Why doesn't Lance Miller worry about raising money? Because he's found a better way to secure his company's finances
In the good old days--meaning, as recently as a year ago--it was easy for entrepreneurs with growth on their minds to devote more energy to raising cash than to managing cash flow. A lot of money was out there chasing deals. At the same time, in many industries (particularly those experiencing consolidation or reconfigurations as a result of new technologies), there was enormous pressure to grow fast, and immediately.
Yet again, a new age of capital is dawning. Market volatility, shrinking financing opportunities, and heated competition for money are imposing a new discipline--or should we say, the old discipline--on business owners. Sound cash-flow management is the name of today's game. For a fair number of entrepreneurs, especially those in the start-up and early phases of operation, it may be the main source of financing. While such an approach may force companies to grow more slowly, at least at first, it may also result in stronger long-term prospects and, eventually, better financing potential.
To Lance Miller and his partners, Phil Underhill and Mohammed Kabir, the new realities make good sense. Miller, formerly a top executive at a major New York City bank, joined forces last fall with the two established technology consultants to start up Integration Logic Inc., which produces customizable productivity and E-commerce applications for Internet, intranet, and extranet users. So how much capital has the trio tried to raise so far? Absolutely none.
"I come from the old school," says chief executive Miller, "which means that I focus on profitability and cash flow above all else. My partners and I agree there is a strong need for our products in the marketplace right now. We want to be able to satisfy that need, not to get so distracted chasing after money that we wind up missing our competitive moment. Quite frankly," he says, "we get scared when we look at companies that have raised money and are now burning through it in situations where their business fundamentals are still weak. At the end of the day, how many of them are going to be around?"

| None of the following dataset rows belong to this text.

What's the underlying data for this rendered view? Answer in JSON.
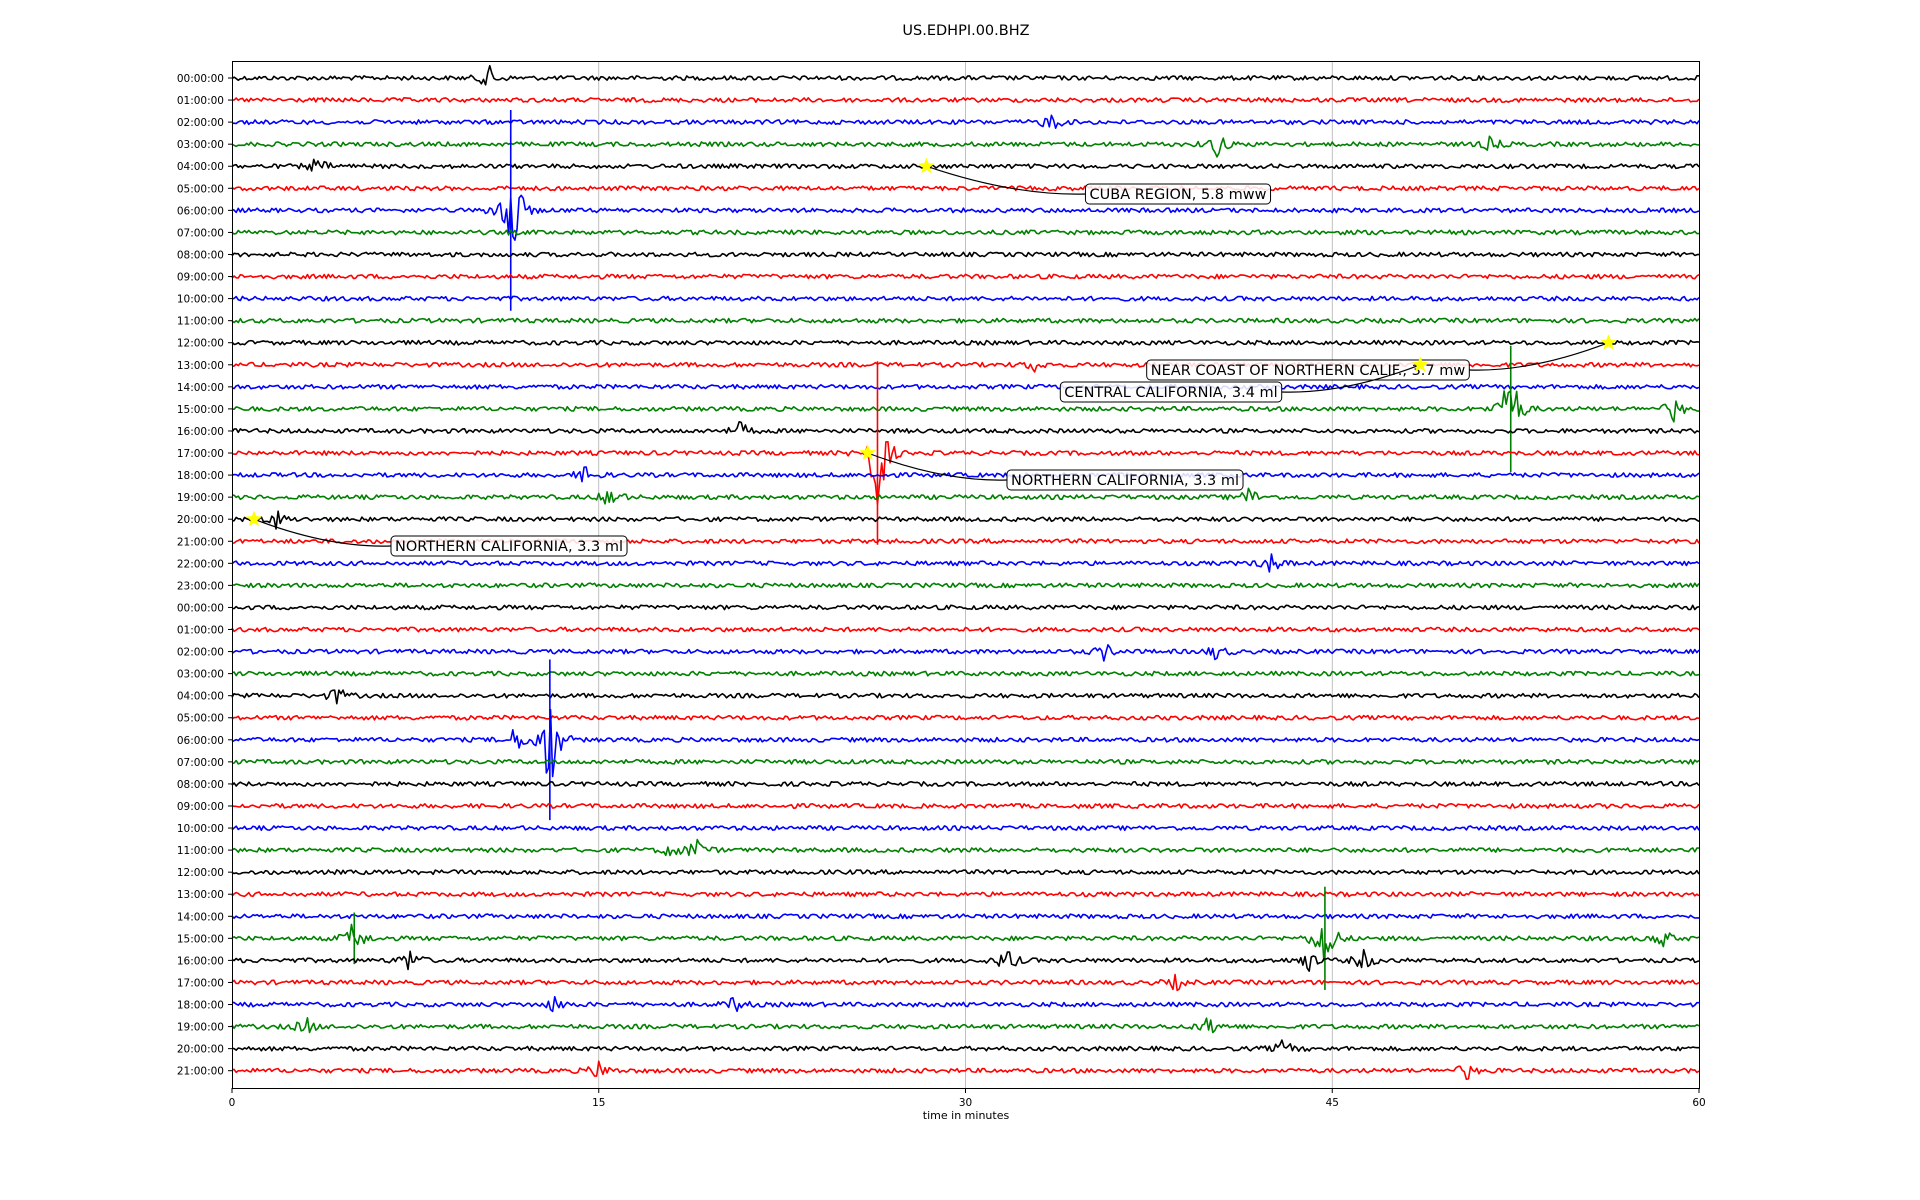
{
  "chart_data": {
    "type": "line",
    "title": "US.EDHPI.00.BHZ",
    "xlabel": "time in minutes",
    "ylabel": "",
    "xlim": [
      0,
      60
    ],
    "xticks": [
      "0",
      "15",
      "30",
      "45",
      "60"
    ],
    "grid": "vertical",
    "color_cycle": [
      "#000000",
      "#ff0000",
      "#0000ff",
      "#008000"
    ],
    "rows": [
      "00:00:00",
      "01:00:00",
      "02:00:00",
      "03:00:00",
      "04:00:00",
      "05:00:00",
      "06:00:00",
      "07:00:00",
      "08:00:00",
      "09:00:00",
      "10:00:00",
      "11:00:00",
      "12:00:00",
      "13:00:00",
      "14:00:00",
      "15:00:00",
      "16:00:00",
      "17:00:00",
      "18:00:00",
      "19:00:00",
      "20:00:00",
      "21:00:00",
      "22:00:00",
      "23:00:00",
      "00:00:00",
      "01:00:00",
      "02:00:00",
      "03:00:00",
      "04:00:00",
      "05:00:00",
      "06:00:00",
      "07:00:00",
      "08:00:00",
      "09:00:00",
      "10:00:00",
      "11:00:00",
      "12:00:00",
      "13:00:00",
      "14:00:00",
      "15:00:00",
      "16:00:00",
      "17:00:00",
      "18:00:00",
      "19:00:00",
      "20:00:00",
      "21:00:00"
    ],
    "events": [
      {
        "row": 4,
        "minute": 28.4,
        "label": "CUBA REGION, 5.8 mww"
      },
      {
        "row": 12,
        "minute": 56.3,
        "label": "NEAR COAST OF NORTHERN CALIF., 3.7 mw"
      },
      {
        "row": 13,
        "minute": 48.6,
        "label": "CENTRAL CALIFORNIA, 3.4 ml"
      },
      {
        "row": 17,
        "minute": 26.0,
        "label": "NORTHERN CALIFORNIA, 3.3 ml"
      },
      {
        "row": 20,
        "minute": 0.9,
        "label": "NORTHERN CALIFORNIA, 3.3 ml"
      }
    ],
    "bursts": [
      {
        "row": 0,
        "minute": 10.5,
        "amp": 0.55
      },
      {
        "row": 2,
        "minute": 33.5,
        "amp": 0.45
      },
      {
        "row": 3,
        "minute": 40.3,
        "amp": 0.6
      },
      {
        "row": 3,
        "minute": 51.5,
        "amp": 0.35
      },
      {
        "row": 4,
        "minute": 3.5,
        "amp": 0.4
      },
      {
        "row": 6,
        "minute": 11.4,
        "amp": 3.5
      },
      {
        "row": 13,
        "minute": 32.8,
        "amp": 0.3
      },
      {
        "row": 15,
        "minute": 52.3,
        "amp": 2.2
      },
      {
        "row": 15,
        "minute": 59.0,
        "amp": 0.6
      },
      {
        "row": 16,
        "minute": 20.8,
        "amp": 0.4
      },
      {
        "row": 17,
        "minute": 26.4,
        "amp": 3.2
      },
      {
        "row": 18,
        "minute": 14.5,
        "amp": 0.45
      },
      {
        "row": 19,
        "minute": 15.5,
        "amp": 0.55
      },
      {
        "row": 19,
        "minute": 41.6,
        "amp": 0.45
      },
      {
        "row": 20,
        "minute": 1.8,
        "amp": 0.4
      },
      {
        "row": 22,
        "minute": 42.5,
        "amp": 0.5
      },
      {
        "row": 26,
        "minute": 35.7,
        "amp": 0.4
      },
      {
        "row": 26,
        "minute": 40.3,
        "amp": 0.4
      },
      {
        "row": 28,
        "minute": 4.3,
        "amp": 0.4
      },
      {
        "row": 30,
        "minute": 13.0,
        "amp": 2.8
      },
      {
        "row": 30,
        "minute": 11.6,
        "amp": 0.6
      },
      {
        "row": 35,
        "minute": 19.0,
        "amp": 0.55
      },
      {
        "row": 35,
        "minute": 18.0,
        "amp": 0.4
      },
      {
        "row": 39,
        "minute": 5.0,
        "amp": 0.9
      },
      {
        "row": 39,
        "minute": 44.7,
        "amp": 1.8
      },
      {
        "row": 39,
        "minute": 58.5,
        "amp": 0.5
      },
      {
        "row": 40,
        "minute": 7.3,
        "amp": 0.6
      },
      {
        "row": 40,
        "minute": 31.7,
        "amp": 0.6
      },
      {
        "row": 40,
        "minute": 44.0,
        "amp": 0.5
      },
      {
        "row": 40,
        "minute": 46.3,
        "amp": 0.5
      },
      {
        "row": 41,
        "minute": 38.6,
        "amp": 0.35
      },
      {
        "row": 42,
        "minute": 20.6,
        "amp": 0.4
      },
      {
        "row": 42,
        "minute": 13.2,
        "amp": 0.35
      },
      {
        "row": 43,
        "minute": 3.0,
        "amp": 0.45
      },
      {
        "row": 43,
        "minute": 40.0,
        "amp": 0.5
      },
      {
        "row": 44,
        "minute": 43.0,
        "amp": 0.4
      },
      {
        "row": 45,
        "minute": 15.0,
        "amp": 0.45
      },
      {
        "row": 45,
        "minute": 50.5,
        "amp": 0.4
      }
    ]
  }
}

Miller says that he and his partners, with their sights set on long-term success, are following three business fundamentals in order to reach their goals: "Achieve and maintain profitability from day one. Keep cash flow positive. Create real company value by building our customer base and our product base." Those achievements, he believes, will stand them in good stead when they do seek outside funding. "Just think how much stronger our position will be if we put off raising capital until we can demonstrate our achievement of those fundamentals, rather than simply having a good story to tell," he says.
Acknowledging that Integration Logic must pursue its growth strategy on "Internet time"--meaning quickly--Miller hopes that the company will be in a strong-enough position to raise $1 million to $5 million from private-equity investors sometime this quarter. "We have plans for some killer applications, strategic marketing ties with some very good advertising and public-relations agencies, and, so far, a great response from our customers." He pauses. "I've spent 15 years in corporate finance and know how to talk to investors. If we just wait until we're able to prove how solid our business plan is, this company will be unstoppable."